The vulnerability in Ivanti software has been exploited since at least April. That is what cyber security services from Norway and the US know.
CISA from the U.S. and the Norwegian National Cyber Security Centre (NCSC-NO) are jointly releasing an advisory report, looking deeper into the zero-day in Ivanti software. Hackers reportedly exploited the zero-day for the first time in April.
Through the vulnerability CVE-2023-35078, hackers found a passage to several governments. Norwegian authorities have already discovered that hackers could penetrate a software platform used by 12 Norwegian ministries through the vulnerability. The Ivanti Endpoint Manager Mobile, which contains the vulnerability, is also used by government agencies in the U.S. and UK.

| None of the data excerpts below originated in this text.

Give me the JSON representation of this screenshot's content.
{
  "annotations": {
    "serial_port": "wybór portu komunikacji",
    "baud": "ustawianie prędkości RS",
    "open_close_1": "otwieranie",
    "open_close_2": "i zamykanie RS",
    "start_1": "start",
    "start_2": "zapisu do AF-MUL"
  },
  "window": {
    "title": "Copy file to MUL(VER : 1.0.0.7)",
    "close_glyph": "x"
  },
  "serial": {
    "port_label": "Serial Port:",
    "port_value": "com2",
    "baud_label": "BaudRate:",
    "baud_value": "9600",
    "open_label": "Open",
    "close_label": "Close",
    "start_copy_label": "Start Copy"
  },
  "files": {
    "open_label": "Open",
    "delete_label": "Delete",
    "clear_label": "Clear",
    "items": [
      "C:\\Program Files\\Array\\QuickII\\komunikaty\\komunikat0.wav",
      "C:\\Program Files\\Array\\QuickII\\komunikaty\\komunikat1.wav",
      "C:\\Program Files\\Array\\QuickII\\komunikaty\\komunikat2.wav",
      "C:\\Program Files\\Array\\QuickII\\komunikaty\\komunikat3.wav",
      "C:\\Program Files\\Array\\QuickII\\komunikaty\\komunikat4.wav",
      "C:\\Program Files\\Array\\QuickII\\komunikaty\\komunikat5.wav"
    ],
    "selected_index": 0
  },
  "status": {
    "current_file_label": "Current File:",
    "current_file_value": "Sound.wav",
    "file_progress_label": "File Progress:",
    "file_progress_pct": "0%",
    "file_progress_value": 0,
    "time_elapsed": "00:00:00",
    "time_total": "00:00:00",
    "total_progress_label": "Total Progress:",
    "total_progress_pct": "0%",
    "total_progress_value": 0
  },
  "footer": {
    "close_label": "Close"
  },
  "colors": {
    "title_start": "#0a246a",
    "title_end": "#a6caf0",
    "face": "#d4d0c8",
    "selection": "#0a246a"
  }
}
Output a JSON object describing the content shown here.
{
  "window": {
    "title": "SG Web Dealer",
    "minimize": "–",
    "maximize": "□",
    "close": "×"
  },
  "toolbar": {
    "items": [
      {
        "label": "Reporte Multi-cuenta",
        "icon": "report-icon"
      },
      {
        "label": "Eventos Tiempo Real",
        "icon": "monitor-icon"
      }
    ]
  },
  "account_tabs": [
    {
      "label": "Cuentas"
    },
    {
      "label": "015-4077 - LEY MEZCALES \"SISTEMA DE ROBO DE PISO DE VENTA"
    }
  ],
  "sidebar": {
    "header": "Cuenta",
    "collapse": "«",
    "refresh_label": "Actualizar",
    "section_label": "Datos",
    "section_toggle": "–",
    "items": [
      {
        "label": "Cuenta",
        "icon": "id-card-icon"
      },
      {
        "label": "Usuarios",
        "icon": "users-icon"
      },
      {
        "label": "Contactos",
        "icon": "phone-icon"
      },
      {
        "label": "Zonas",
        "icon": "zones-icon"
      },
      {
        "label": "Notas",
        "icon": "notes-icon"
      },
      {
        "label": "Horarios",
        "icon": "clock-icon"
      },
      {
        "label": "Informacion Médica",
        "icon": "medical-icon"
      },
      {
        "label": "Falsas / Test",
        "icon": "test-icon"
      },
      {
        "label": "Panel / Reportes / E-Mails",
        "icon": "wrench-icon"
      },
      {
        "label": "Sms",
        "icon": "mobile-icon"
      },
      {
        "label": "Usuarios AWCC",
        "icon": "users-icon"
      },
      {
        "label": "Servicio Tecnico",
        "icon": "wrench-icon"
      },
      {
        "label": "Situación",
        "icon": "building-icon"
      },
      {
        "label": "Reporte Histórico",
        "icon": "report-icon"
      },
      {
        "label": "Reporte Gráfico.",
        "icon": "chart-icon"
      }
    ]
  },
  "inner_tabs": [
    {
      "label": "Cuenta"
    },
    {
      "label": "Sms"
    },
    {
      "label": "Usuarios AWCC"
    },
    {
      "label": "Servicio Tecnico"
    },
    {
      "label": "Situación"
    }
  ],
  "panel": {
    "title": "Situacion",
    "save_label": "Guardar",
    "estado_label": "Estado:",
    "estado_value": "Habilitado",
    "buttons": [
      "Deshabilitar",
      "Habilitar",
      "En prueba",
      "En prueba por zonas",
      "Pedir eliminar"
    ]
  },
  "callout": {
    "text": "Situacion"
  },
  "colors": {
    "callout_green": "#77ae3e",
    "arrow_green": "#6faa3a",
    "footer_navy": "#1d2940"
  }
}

Also read: Norwegian ministries hacked through vulnerability in Ivanti software
“Mobile Device Management (MDM) systems are attractive targets for malicious actors because they provide increased access to thousands of mobile devices, and APT actors have exploited a previous MobileIron vulnerability. Consequently, CISA and NCSC-NO are concerned about the potential for widespread exploitation in government and private sector networks,” the report warns.
Second, powerful vulnerability
Ivanti quickly released a patch for the zero-day. However, that did not remove access for hackers by finding a second vulnerability they could exploit. CVE-2023-35081 would make it easier for hackers to carry out attacks. Hackers can create, modify and delete files through the vulnerability, Ivanti knows. Along with the first zero-day, it even allows hackers to invade sites requiring administrator authentication. A patch is also available for the second vulnerability.
The report advises governments to examine their systems for possible signs of intrusion. Norway and the U.S. impose a deadline of Aug. 21 to install both patches.